Gepubliceerd op 19-01-2021

Algebra

betekenis & definitie

Onderdeel van de leer der getallen, stelkunde; de naam is afgeleid van het Arabische, Al gébr wal mokdbale (aanvullen en gelijkmaken) hetgeen ziet op de omzettingen de herleiding van de termen eener vergelijking. Onder de Italianen heette de Algebra oudtijds Arte maggiore, als betrekking hebbende op de hoogere rekenkunde, en droeg bij hen ook den naam Begolo de la Cosa.

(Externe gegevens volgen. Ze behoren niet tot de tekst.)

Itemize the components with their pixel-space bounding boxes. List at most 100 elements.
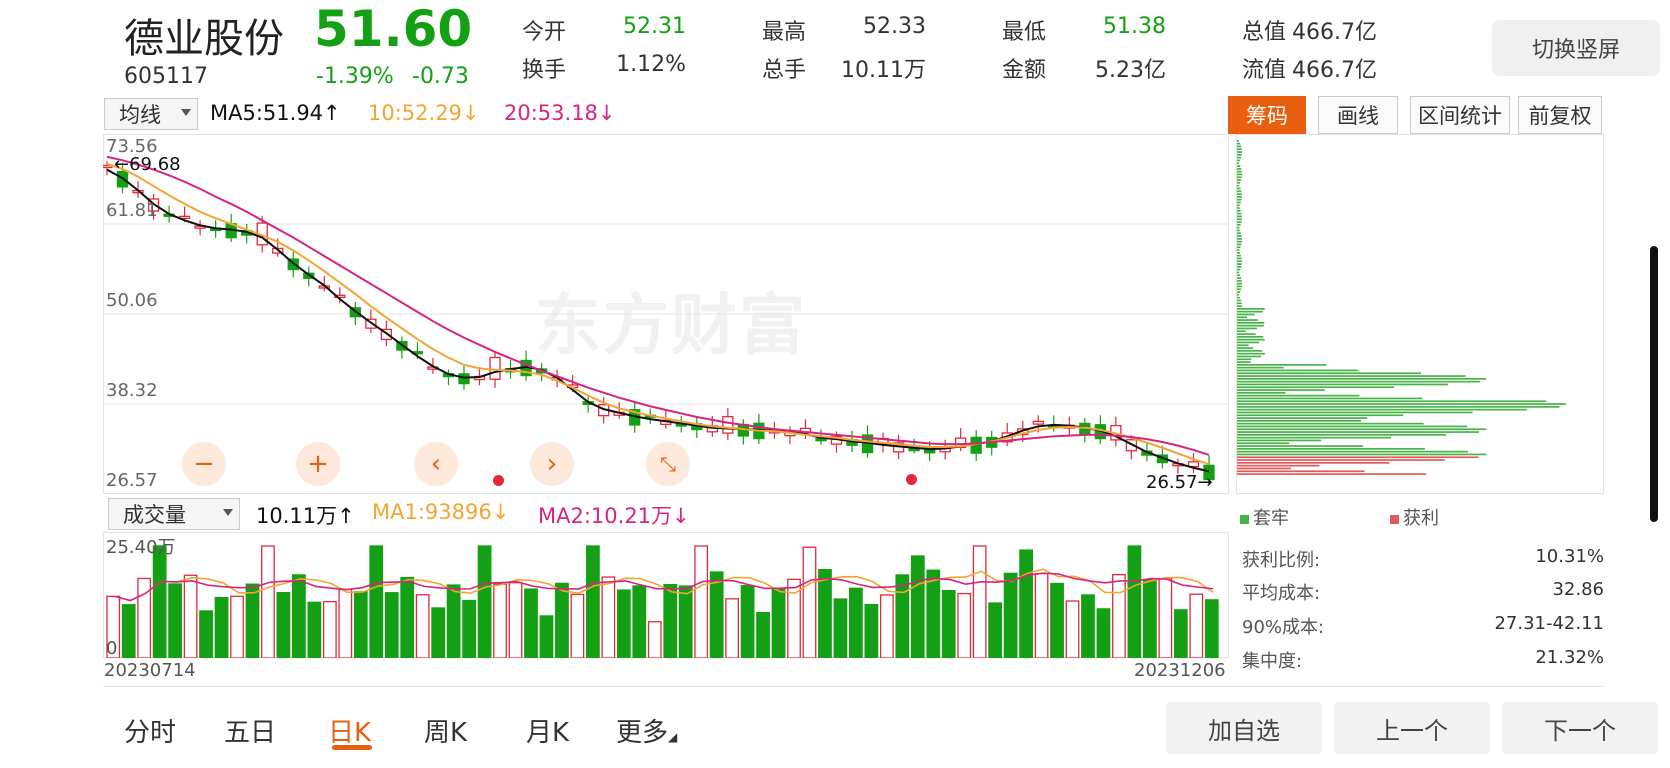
chevron-down-icon (181, 109, 191, 116)
active-tab-indicator (332, 745, 372, 750)
tab-chips[interactable]: 筹码 (1228, 96, 1306, 134)
chip-bar-profit (1237, 464, 1320, 467)
tab-weekly-k[interactable]: 周K (424, 718, 468, 748)
chip-bar-trapped (1237, 196, 1242, 198)
zoom-in-button[interactable]: + (296, 442, 340, 486)
chip-bar-trapped (1237, 369, 1358, 372)
chip-bar-trapped (1237, 453, 1487, 456)
tab-intraday[interactable]: 分时 (124, 718, 177, 748)
volume-select-label: 成交量 (123, 503, 186, 527)
volume-bar (756, 612, 770, 658)
stock-name: 德业股份 (124, 16, 284, 62)
chip-bar-trapped (1237, 142, 1241, 145)
chip-bar-trapped (1237, 361, 1251, 363)
volume-bar (1050, 582, 1064, 658)
chip-bar-trapped (1237, 159, 1241, 162)
volume-bar (787, 578, 801, 658)
volume-bar (1096, 608, 1111, 658)
pan-right-button[interactable]: › (530, 442, 574, 486)
volume-bar (1034, 572, 1049, 658)
stat-amount-value: 5.23亿 (1095, 58, 1166, 83)
indicator-select-label: 均线 (119, 103, 161, 127)
tab-forward-adjust[interactable]: 前复权 (1518, 96, 1602, 134)
previous-button[interactable]: 上一个 (1334, 702, 1490, 754)
chip-stat-label: 获利比例: (1242, 550, 1321, 571)
tab-range-stats[interactable]: 区间统计 (1410, 96, 1510, 134)
volume-chart (106, 545, 1219, 658)
ma2-value: MA2:10.21万 (538, 504, 673, 528)
scrollbar[interactable] (1650, 246, 1658, 522)
chip-distribution (1237, 140, 1567, 475)
ma1-readout: MA1:93896↓ (372, 500, 509, 524)
event-dot[interactable] (493, 475, 504, 486)
triangle-icon: ◢ (668, 730, 678, 744)
tab-more[interactable]: 更多◢ (616, 712, 677, 749)
change-amount: -0.73 (412, 64, 469, 89)
chip-bar-trapped (1237, 243, 1242, 246)
volume-bar (245, 583, 260, 658)
stat-total-cap-value: 466.7亿 (1292, 20, 1377, 45)
chip-stat-label: 平均成本: (1242, 583, 1321, 604)
chip-bar-trapped (1237, 436, 1392, 439)
volume-bar (1003, 572, 1018, 658)
chip-bar-trapped (1237, 366, 1284, 369)
volume-bar (307, 601, 322, 658)
legend-trapped: 套牢 (1240, 504, 1289, 530)
zoom-out-button[interactable]: − (182, 442, 226, 486)
add-watchlist-button[interactable]: 加自选 (1166, 702, 1322, 754)
stat-float-cap-value: 466.7亿 (1292, 58, 1377, 83)
volume-bar (369, 545, 384, 658)
high-marker-label: ←69.68 (114, 154, 181, 175)
y-label-1: 61.81 (106, 200, 158, 221)
chip-bar-trapped (1237, 190, 1242, 193)
stat-volume-label: 总手 (762, 58, 807, 83)
chip-bar-trapped (1237, 372, 1422, 375)
stat-turnover-value: 1.12% (616, 52, 686, 77)
volume-bar (462, 599, 476, 658)
ma1-value: MA1:93896 (372, 500, 492, 524)
volume-y-bottom: 0 (106, 638, 118, 659)
chip-bar-trapped (1237, 210, 1241, 212)
chip-bar-trapped (1237, 420, 1362, 422)
switch-portrait-button[interactable]: 切换竖屏 (1492, 20, 1660, 76)
tab-daily-k[interactable]: 日K (328, 718, 372, 748)
pan-left-button[interactable]: ‹ (414, 442, 458, 486)
volume-bar (183, 574, 198, 658)
chip-bar-trapped (1237, 285, 1242, 288)
volume-bar (431, 607, 446, 658)
tab-draw-line[interactable]: 画线 (1318, 96, 1398, 134)
watermark: 东方财富 (535, 287, 807, 364)
chip-bar-trapped (1237, 431, 1479, 433)
chip-bar-trapped (1237, 442, 1290, 445)
chip-bar-trapped (1237, 151, 1242, 153)
chip-bar-trapped (1237, 344, 1249, 347)
chip-bar-trapped (1237, 266, 1242, 268)
volume-readout: 10.11万↑ (256, 500, 355, 530)
chip-bar-trapped (1237, 322, 1265, 324)
event-dot[interactable] (906, 474, 917, 485)
chip-bar-trapped (1237, 422, 1424, 425)
low-marker-label: 26.57→ (1146, 472, 1213, 493)
ma10-value: 10:52.29 (368, 101, 462, 125)
tab-five-day[interactable]: 五日 (224, 718, 277, 748)
collapse-icon[interactable]: ⤡ (646, 442, 690, 486)
chip-bar-trapped (1237, 212, 1242, 215)
chip-bar-trapped (1237, 313, 1255, 316)
next-button[interactable]: 下一个 (1502, 702, 1658, 754)
volume-select[interactable]: 成交量 (108, 498, 240, 530)
chip-bar-trapped (1237, 299, 1242, 302)
chip-bar-trapped (1237, 403, 1567, 405)
volume-bar (338, 588, 353, 658)
volume-bar (1142, 578, 1157, 658)
chip-bar-trapped (1237, 182, 1240, 184)
volume-bar (415, 594, 430, 658)
chip-bar-trapped (1237, 282, 1242, 285)
chip-distribution-area (1236, 134, 1604, 494)
chip-bar-trapped (1237, 338, 1265, 341)
y-label-2: 50.06 (106, 290, 158, 311)
tab-monthly-k[interactable]: 月K (526, 718, 570, 748)
volume-bar (864, 604, 879, 658)
volume-bar (802, 546, 817, 658)
indicator-select[interactable]: 均线 (104, 98, 198, 130)
chip-bar-trapped (1237, 249, 1240, 251)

De term Algebraisch wordt doorgaans eenigszins onbestemd gebruikt ter omschrijving van elke berekening, waarbij gebruik wordt gemaakt van teekens en van letters in plaats van cijfers, hoewel het misschien juister is, haar te beperken tot de leer der vergelijkingen. Het oudste werk in het westen over Algebra is dat van Diophantus van Alexandrië, 4de eeuw na Chr.; het bestond oorspronkelijk uit 13 boeken, hoofdzakelijk rekenproblemen bevattende; slechts zes dezer boeken zijn bewaard gebleven. In Europa maakte men met de Algebra kennis door middel van de Arabieren, die haar van de Hindoes hadden overgenomen; als eerste handboek deed het werk van Mohamed-BenMusa, die ten tijde van kalif Al Mamum (813— 833) leefde, goede diensten; dit werk werd in 1831 door Dr. Rosen in het Engelsch overgezet. Een Italiaansch koopman Lenonardo Bonaccio, te Pisa woonachtig, kreeg op een reis in het oosten omstreekt 1200 inzicht in de Algebra en maakte er bij zijn terugkeer in zijn vaderland zijn landgenooten mede bekend; hij heeft een werk over Algebra nagelaten, dat echter nooit in druk is verschenen. Het eerste werk dat over Algebra in druk verscheen, was dat van den Franciskanermonnik Lucas Paciolo (Venetië 1494).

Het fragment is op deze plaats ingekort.